B2, 2010, EVOL, pochoir et peinture aérosol sur armoire électrique d’Anvers, estimation : 15-20.000 euros, vente Urban Art à Artcurial Paris le 14 février 2016 – www.artcurial.com

Pionnier de la vente en street art depuis une dizaine d’années, Artcurial revient avec son traditionnel rendez-vous annuel dédié à l’art urbain, aujourd’hui un incontournable pour tous les aficionados. L’édition de cette année rassemble des œuvres emblématiques des artistes américains du début du mouvement, mais également d’artistes des scènes urbaines contemporaines reconnus sur le marché. Cette vacation est une belle vue d’ensemble des artistes, comme JonOne, Evol ou encore Swoon ou Rero.

JonOne est un habitué des vacations de la maison française. Ce graffeur autodidacte d’origine dominicaine est né à Harlem en 1963. Il vit et travaille à Paris depuis 1987. Il a commencé par taguer les trains de New York avant d’adopter la toile et de s’y exprimer avec autant d’intensité.

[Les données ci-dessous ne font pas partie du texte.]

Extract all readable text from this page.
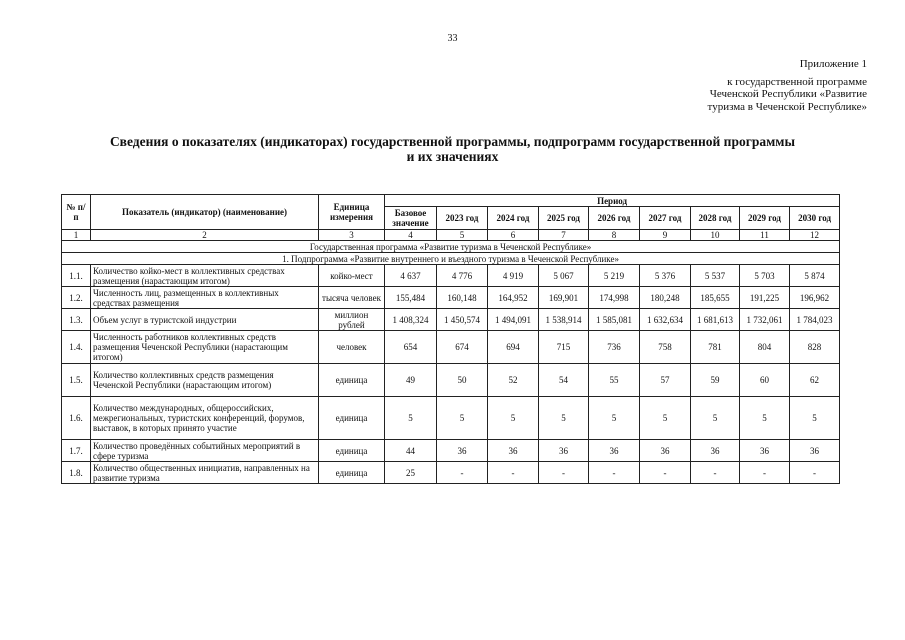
33
Приложение 1
к государственной программе
Чеченской Республики «Развитие
туризма в Чеченской Республике»
Сведения о показателях (индикаторах) государственной программы, подпрограмм государственной программы
и их значениях
№ п/п	Показатель (индикатор) (наименование)	Единица измерения	Период								
			Базовое значение	2023 год	2024 год	2025 год	2026 год	2027 год	2028 год	2029 год	2030 год
1	2	3	4	5	6	7	8	9	10	11	12
Государственная программа «Развитие туризма в Чеченской Республике»											
1. Подпрограмма «Развитие внутреннего и въездного туризма в Чеченской Республике»											
1.1.	Количество койко-мест в коллективных средствах размещения (нарастающим итогом)	койко-мест	4 637	4 776	4 919	5 067	5 219	5 376	5 537	5 703	5 874
1.2.	Численность лиц, размещенных в коллективных средствах размещения	тысяча человек	155,484	160,148	164,952	169,901	174,998	180,248	185,655	191,225	196,962
1.3.	Объем услуг в туристской индустрии	миллион рублей	1 408,324	1 450,574	1 494,091	1 538,914	1 585,081	1 632,634	1 681,613	1 732,061	1 784,023
1.4.	Численность работников коллективных средств размещения Чеченской Республики (нарастающим итогом)	человек	654	674	694	715	736	758	781	804	828
1.5.	Количество коллективных средств размещения Чеченской Республики (нарастающим итогом)	единица	49	50	52	54	55	57	59	60	62
1.6.	Количество международных, общероссийских, межрегиональных, туристских конференций, форумов, выставок, в которых принято участие	единица	5	5	5	5	5	5	5	5	5
1.7.	Количество проведённых событийных мероприятий в сфере туризма	единица	44	36	36	36	36	36	36	36	36
1.8.	Количество общественных инициатив, направленных на развитие туризма	единица	25	-	-	-	-	-	-	-	-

Aujourd’hui, l’artiste qui a exposé aux quatre coins du monde (dont Bruxelles !) dit appartenir à la old school et travailler dans un certain confort. Ses toiles se vendent aujourd’hui plusieurs dizaines de milliers d’euros et son style est reconnu. Les amateurs pourront se porter acquéreurs de Pick & Mix de 2013 pour un montant de 13-18.000 euros ou de Almighty One de 1993 pour 25-35.000 euros, deux toiles dominées par une gestuelle colorée.

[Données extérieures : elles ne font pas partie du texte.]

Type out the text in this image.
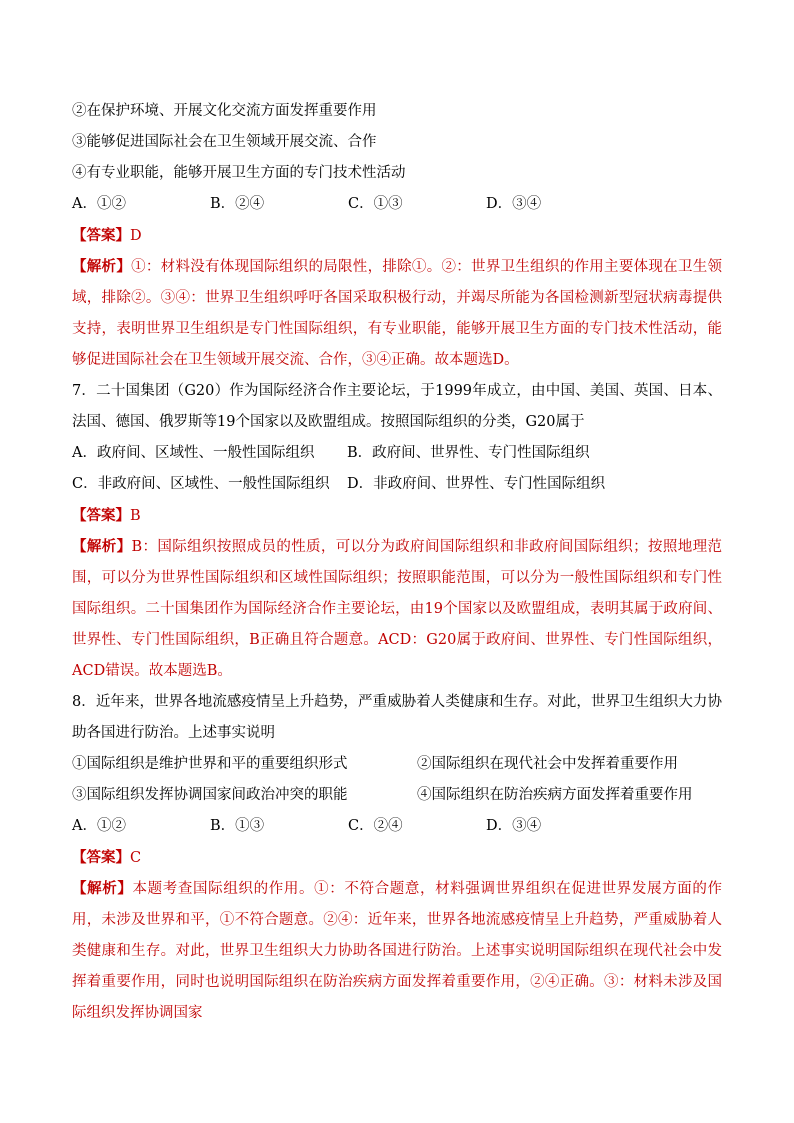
②在保护环境、开展文化交流方面发挥重要作用
③能够促进国际社会在卫生领域开展交流、合作
④有专业职能，能够开展卫生方面的专门技术性活动
A．①②	B．②④	C．①③	D．③④
【答案】D
【解析】①：材料没有体现国际组织的局限性，排除①。②：世界卫生组织的作用主要体现在卫生领域，排除②。③④：世界卫生组织呼吁各国采取积极行动，并竭尽所能为各国检测新型冠状病毒提供支持，表明世界卫生组织是专门性国际组织，有专业职能，能够开展卫生方面的专门技术性活动，能够促进国际社会在卫生领域开展交流、合作，③④正确。故本题选D。
7．二十国集团（G20）作为国际经济合作主要论坛，于1999年成立，由中国、美国、英国、日本、法国、德国、俄罗斯等19个国家以及欧盟组成。按照国际组织的分类，G20属于
A．政府间、区域性、一般性国际组织	B．政府间、世界性、专门性国际组织
C．非政府间、区域性、一般性国际组织	D．非政府间、世界性、专门性国际组织
【答案】B
【解析】B：国际组织按照成员的性质，可以分为政府间国际组织和非政府间国际组织；按照地理范围，可以分为世界性国际组织和区域性国际组织；按照职能范围，可以分为一般性国际组织和专门性国际组织。二十国集团作为国际经济合作主要论坛，由19个国家以及欧盟组成，表明其属于政府间、世界性、专门性国际组织，B正确且符合题意。ACD：G20属于政府间、世界性、专门性国际组织，ACD错误。故本题选B。
8．近年来，世界各地流感疫情呈上升趋势，严重威胁着人类健康和生存。对此，世界卫生组织大力协助各国进行防治。上述事实说明
①国际组织是维护世界和平的重要组织形式	②国际组织在现代社会中发挥着重要作用
③国际组织发挥协调国家间政治冲突的职能	④国际组织在防治疾病方面发挥着重要作用
A．①②	B．①③	C．②④	D．③④
【答案】C
【解析】本题考查国际组织的作用。①：不符合题意，材料强调世界组织在促进世界发展方面的作用，未涉及世界和平，①不符合题意。②④：近年来，世界各地流感疫情呈上升趋势，严重威胁着人类健康和生存。对此，世界卫生组织大力协助各国进行防治。上述事实说明国际组织在现代社会中发挥着重要作用，同时也说明国际组织在防治疾病方面发挥着重要作用，②④正确。③：材料未涉及国际组织发挥协调国家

Parmi les artistes proposés par Artcurial, il y a un certain EVOL, jeune talent anonyme du street art issu de la scène artistique urbaine berlinoise, qui s’inspire de l’art soviétique. Né en 1970, il reproduit au moyen de pochoirs et de peinture aérosol les immeubles populaires de Berlin sur des cartons récupérés ou du mobilier urbain, tel que des compteurs électriques. Durant cette vacation, plusieurs de ses œuvres seront proposées comme cette armoire électrique d’Anvers de 2010, B2 (estimation : 15-20.000 euros), ou encore Dieffenbachstrasse de 2008 peint sur un carton de récupération (estimation : 15-20.000 euros). L’artiste utilise tout élément architectural évoquant un immeuble pour récréer de petits buildings qui semblent toujours avoir été là, balayés par les éléments, le vent, le sel, l’oxydation, le temps… Les fenêtres sont volontiers fermées par des rideaux, les balcons plantés de fleurs ou d’antennes satellites. D’aucuns ont d’ailleurs rapproché son travail de la sphère du photojournalisme en raison du rendu hyperréaliste et parfois troublant.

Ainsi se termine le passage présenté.